Governing law and exclusive venue
These terms are governed by the laws of the State of Arizona, USA, without regard to its conflict-of-laws principles. Subject to the arbitration clause above, the exclusive venue for any judicial proceeding (including the carve-outs and any action to enforce an arbitral award) is the state or federal courts located in Maricopa County, Arizona, and each party consents to personal jurisdiction there.

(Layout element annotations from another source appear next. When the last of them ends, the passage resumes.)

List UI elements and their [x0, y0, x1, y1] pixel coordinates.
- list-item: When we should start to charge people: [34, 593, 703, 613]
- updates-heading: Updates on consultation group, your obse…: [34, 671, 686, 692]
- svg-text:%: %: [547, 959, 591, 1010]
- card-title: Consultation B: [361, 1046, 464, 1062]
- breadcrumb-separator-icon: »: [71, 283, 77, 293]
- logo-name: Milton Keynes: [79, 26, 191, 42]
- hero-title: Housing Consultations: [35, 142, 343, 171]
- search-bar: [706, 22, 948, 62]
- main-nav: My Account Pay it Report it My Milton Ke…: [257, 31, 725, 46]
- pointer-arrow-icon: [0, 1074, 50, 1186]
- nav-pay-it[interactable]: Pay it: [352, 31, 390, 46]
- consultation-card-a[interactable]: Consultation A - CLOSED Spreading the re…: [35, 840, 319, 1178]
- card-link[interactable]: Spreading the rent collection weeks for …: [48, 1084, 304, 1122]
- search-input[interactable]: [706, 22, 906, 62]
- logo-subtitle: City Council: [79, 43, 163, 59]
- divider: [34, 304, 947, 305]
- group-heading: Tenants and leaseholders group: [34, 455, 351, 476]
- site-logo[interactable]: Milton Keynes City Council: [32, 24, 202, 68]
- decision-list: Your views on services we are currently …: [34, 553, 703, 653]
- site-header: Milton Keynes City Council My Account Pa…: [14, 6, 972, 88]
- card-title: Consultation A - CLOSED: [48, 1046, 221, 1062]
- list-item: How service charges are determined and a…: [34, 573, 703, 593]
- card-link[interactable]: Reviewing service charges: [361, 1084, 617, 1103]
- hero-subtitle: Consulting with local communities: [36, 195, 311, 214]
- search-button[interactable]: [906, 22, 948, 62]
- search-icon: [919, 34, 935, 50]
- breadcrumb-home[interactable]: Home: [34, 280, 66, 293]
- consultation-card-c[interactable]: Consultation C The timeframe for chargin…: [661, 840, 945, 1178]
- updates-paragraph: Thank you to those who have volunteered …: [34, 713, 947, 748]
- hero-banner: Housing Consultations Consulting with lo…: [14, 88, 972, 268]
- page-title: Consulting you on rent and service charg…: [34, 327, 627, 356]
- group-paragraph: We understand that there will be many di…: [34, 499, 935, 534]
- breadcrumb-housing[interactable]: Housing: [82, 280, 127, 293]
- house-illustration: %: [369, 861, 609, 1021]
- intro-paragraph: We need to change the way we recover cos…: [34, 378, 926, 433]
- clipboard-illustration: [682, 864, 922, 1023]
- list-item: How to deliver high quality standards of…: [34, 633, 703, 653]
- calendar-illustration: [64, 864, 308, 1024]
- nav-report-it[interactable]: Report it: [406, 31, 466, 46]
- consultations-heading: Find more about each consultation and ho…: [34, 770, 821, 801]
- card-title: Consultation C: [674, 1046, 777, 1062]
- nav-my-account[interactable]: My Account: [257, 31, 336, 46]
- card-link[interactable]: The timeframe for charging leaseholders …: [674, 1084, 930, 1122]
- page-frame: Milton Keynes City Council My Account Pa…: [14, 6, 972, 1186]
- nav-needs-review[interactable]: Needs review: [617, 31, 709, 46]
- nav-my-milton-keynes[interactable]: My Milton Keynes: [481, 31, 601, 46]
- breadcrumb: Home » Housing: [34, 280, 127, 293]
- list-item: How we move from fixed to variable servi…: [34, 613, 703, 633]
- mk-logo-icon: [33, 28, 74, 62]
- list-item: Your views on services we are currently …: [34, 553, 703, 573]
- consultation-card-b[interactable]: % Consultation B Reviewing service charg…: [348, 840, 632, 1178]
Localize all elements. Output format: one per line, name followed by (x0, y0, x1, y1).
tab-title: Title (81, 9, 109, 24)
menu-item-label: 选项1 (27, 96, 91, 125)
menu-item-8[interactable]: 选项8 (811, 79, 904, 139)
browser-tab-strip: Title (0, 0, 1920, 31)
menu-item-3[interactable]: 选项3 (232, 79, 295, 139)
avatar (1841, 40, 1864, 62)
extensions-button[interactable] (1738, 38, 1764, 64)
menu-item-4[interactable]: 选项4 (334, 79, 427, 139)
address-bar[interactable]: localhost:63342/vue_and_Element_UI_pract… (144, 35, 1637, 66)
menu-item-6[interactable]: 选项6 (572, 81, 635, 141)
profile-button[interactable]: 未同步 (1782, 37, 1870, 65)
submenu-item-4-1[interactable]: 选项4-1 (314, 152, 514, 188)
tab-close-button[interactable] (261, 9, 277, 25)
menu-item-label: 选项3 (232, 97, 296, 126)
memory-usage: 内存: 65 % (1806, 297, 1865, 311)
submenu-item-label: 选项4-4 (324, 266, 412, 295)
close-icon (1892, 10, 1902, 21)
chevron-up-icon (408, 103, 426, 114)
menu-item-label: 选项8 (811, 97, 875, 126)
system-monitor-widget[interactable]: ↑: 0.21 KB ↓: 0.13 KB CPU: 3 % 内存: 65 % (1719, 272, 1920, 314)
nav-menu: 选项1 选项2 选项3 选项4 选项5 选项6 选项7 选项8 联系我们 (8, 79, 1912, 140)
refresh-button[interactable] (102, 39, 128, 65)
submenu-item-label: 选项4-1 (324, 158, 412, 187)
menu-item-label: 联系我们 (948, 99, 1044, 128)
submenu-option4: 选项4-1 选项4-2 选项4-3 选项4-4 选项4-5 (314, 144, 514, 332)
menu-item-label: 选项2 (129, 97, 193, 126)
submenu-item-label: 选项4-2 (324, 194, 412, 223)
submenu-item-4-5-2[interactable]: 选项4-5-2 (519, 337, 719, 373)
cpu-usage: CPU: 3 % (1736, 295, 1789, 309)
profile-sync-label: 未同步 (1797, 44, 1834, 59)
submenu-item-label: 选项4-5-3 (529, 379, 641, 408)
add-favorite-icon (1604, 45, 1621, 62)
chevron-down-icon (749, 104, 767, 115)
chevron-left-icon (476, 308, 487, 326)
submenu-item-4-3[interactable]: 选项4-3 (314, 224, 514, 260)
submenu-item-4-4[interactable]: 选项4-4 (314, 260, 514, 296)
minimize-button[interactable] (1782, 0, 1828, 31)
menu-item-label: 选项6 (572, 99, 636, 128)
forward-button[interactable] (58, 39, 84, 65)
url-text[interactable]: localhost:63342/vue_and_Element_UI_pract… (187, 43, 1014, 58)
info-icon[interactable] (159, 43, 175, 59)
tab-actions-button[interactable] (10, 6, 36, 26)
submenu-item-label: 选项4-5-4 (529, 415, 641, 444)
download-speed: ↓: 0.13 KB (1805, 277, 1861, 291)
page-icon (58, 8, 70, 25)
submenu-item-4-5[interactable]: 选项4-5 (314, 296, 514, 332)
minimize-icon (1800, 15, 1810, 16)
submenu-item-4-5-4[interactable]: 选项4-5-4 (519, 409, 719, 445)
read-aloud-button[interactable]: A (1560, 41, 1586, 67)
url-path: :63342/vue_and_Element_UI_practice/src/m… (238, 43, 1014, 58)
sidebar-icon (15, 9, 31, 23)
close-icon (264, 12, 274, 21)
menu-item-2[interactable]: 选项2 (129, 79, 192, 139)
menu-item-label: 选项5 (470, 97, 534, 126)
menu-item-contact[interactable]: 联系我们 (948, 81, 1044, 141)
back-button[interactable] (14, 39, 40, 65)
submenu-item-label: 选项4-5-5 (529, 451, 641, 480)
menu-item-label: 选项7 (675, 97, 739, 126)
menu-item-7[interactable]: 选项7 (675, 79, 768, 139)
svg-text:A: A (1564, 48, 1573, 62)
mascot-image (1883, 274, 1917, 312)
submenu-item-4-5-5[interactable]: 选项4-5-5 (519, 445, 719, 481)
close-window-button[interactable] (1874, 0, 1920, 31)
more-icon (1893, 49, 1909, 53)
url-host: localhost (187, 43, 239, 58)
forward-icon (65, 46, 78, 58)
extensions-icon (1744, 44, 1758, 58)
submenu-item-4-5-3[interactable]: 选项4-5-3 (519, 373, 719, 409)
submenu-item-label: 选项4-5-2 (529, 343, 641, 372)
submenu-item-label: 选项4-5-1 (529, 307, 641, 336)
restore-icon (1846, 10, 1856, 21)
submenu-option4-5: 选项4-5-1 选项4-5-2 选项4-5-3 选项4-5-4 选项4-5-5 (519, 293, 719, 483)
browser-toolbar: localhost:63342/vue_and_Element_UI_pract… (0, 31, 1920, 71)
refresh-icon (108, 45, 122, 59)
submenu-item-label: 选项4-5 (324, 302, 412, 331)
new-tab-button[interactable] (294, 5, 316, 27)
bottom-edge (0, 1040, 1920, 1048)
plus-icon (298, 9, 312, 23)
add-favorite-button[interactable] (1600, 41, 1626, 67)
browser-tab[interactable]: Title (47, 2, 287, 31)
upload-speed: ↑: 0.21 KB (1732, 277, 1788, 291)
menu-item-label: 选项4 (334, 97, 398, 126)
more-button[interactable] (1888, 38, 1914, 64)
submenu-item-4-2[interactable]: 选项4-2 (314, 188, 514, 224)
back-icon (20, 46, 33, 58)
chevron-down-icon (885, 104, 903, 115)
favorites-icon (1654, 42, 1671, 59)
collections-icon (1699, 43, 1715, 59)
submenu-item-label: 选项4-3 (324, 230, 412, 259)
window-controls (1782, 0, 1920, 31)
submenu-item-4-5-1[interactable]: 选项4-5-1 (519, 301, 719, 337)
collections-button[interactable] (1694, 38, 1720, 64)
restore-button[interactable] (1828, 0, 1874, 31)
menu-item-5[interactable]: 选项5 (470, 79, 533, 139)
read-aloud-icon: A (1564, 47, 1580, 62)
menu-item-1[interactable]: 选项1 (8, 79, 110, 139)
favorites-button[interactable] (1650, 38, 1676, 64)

No third-party beneficiaries
These terms create rights and obligations only between you and Sidebar Bookkeeping LLC. No third party — including, without limitation, any client whose QuickBooks file you connect, any successor bookkeeper, any of your employees or contractors, or Intuit Inc. — is a beneficiary of these terms or has any right to enforce them.
Assignment
You may not assign or transfer these terms or any of your rights under them without our prior written consent. We may assign these terms to a successor in connection with a merger, acquisition, sale of assets, or similar transaction, with notice to you.
Severability
If any provision of these terms is held unenforceable, the remaining provisions remain in full effect, and the unenforceable provision will be modified to the minimum extent necessary to make it enforceable while preserving its intent.
Entire agreement
These terms, together with the Privacy Policy, are the entire agreement between you and us regarding the Service and supersede any prior or contemporaneous agreement, oral or written, on the same subject.
Changes
We will post any material changes to these terms here and email active subscribers at the email address on the account. Continued use of the Service after the effective date of any change constitutes your acceptance of the changed terms.